Depuis quelques jours, les critiques ouvertes de Radio France Internationale (RFI) à l’endroit du président Faure Gnassingbé suscitent une vague d’interrogations sur les réseaux sociaux. Si pour certains, cela relève d’un simple exercice journalistique, pour d’autres, cela révèle un malaise plus profond : les tensions croissantes entre le Togo et l’ancienne puissance coloniale.
Car, en Afrique, quand un régime commence à faire l’objet d’un traitement dur ou orienté par la presse française dite « internationale », c’est souvent le signe que ce pouvoir tente une échappée hors des schémas traditionnels de dépendance. Et cela n’échappe plus à personne.
Un virage discret mais stratégique
Depuis plusieurs mois, Lomé semble opérer un virage silencieux vers une posture de souveraineté affirmée. Diplomatie équilibrée, rôle de médiateur régional, diversification des partenariats, affirmation d’une stabilité nationale dans un contexte sous-régional tendu… Le Togo de Faure Gnassingbé n’a pas opté pour la rupture frontale, mais pour une réinvention discrète du rapport aux puissances occidentales.

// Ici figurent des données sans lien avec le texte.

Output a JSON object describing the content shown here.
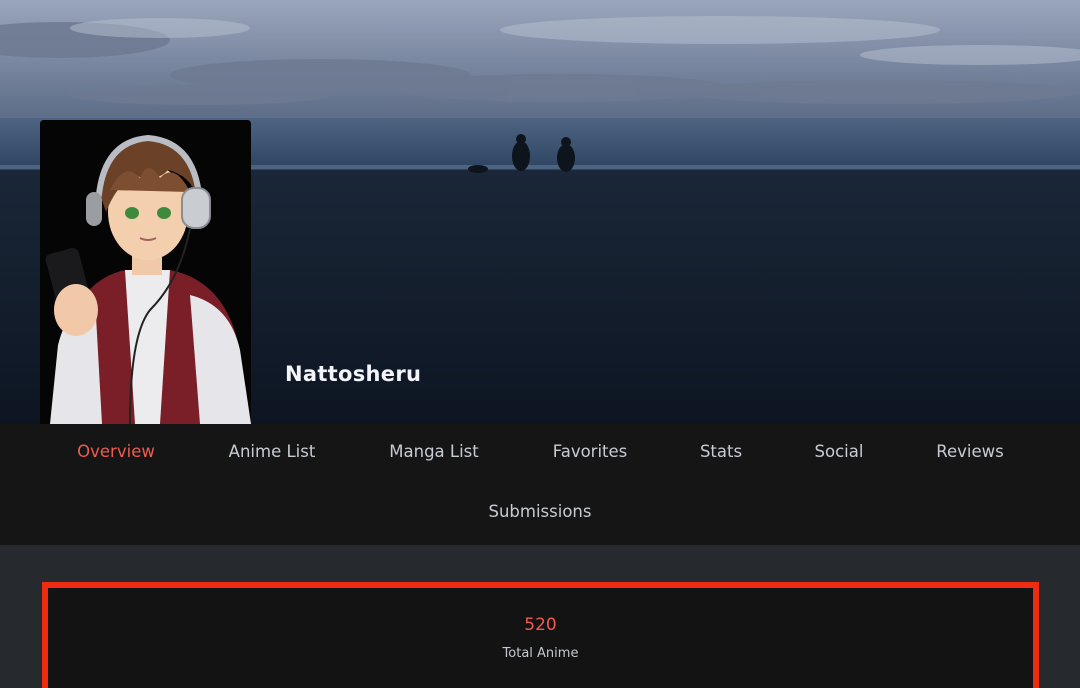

Ce positionnement rappelle – sans le clamer – les choix de l’Alliance des États du Sahel (AES), regroupant le Mali, le Burkina Faso et le Niger, qui ont tourné le dos à la France au nom de leur indépendance stratégique.
Le Togo, prochain membre de l’AES ?
Si le Togo n’est pas officiellement membre de l’AES, plusieurs observateurs notent que le pays partage certaines aspirations de ces régimes : reprise en main des leviers sécuritaires, renforcement de la souveraineté économique, montée en puissance du discours panafricaniste, et surtout volonté de se soustraire à la tutelle diplomatique française. Une dynamique qui pourrait faire du Togo un allié naturel, voire futur membre, de ce regroupement géopolitique en mutation.
Une presse française en mode « signal d’alerte » ?
Dans ce contexte, le rôle de certains médias français, notamment RFI, interroge. Pour nombre d’Africains, les attaques médiatiques venues de Paris ne sont jamais neutres : elles servent souvent à disqualifier un pouvoir africain devenu trop indépendant ou à préparer l’opinion à une éventuelle bascule.
Ce traitement médiatique pousse de nombreux citoyens africains à une lecture inverse : si Paris critique ouvertement un régime africain, c’est peut-être parce que ce dernier est sur la bonne voie vers sa libération.
La souveraineté a un prix
Les évolutions en cours au Togo méritent attention. Le pays ne fait pas de bruit, mais trace son propre modèle, entre prudence stratégique et ambition d’autonomie. Ce choix ne plaît pas à tout le monde, surtout à ceux qui y voient un affaiblissement de leur influence historique.
Mais comme le montrent les débats actuels sur la toile, notamment autour de l’AES, les peuples africains sont désormais attentifs aux signaux faibles, aux récits cachés derrière les lignes des médias internationaux.
Et si les critiques devenaient, à leur tour, des preuves de courage politique ?
Abdoulaye MAÏGA, Journaliste RTM Mali.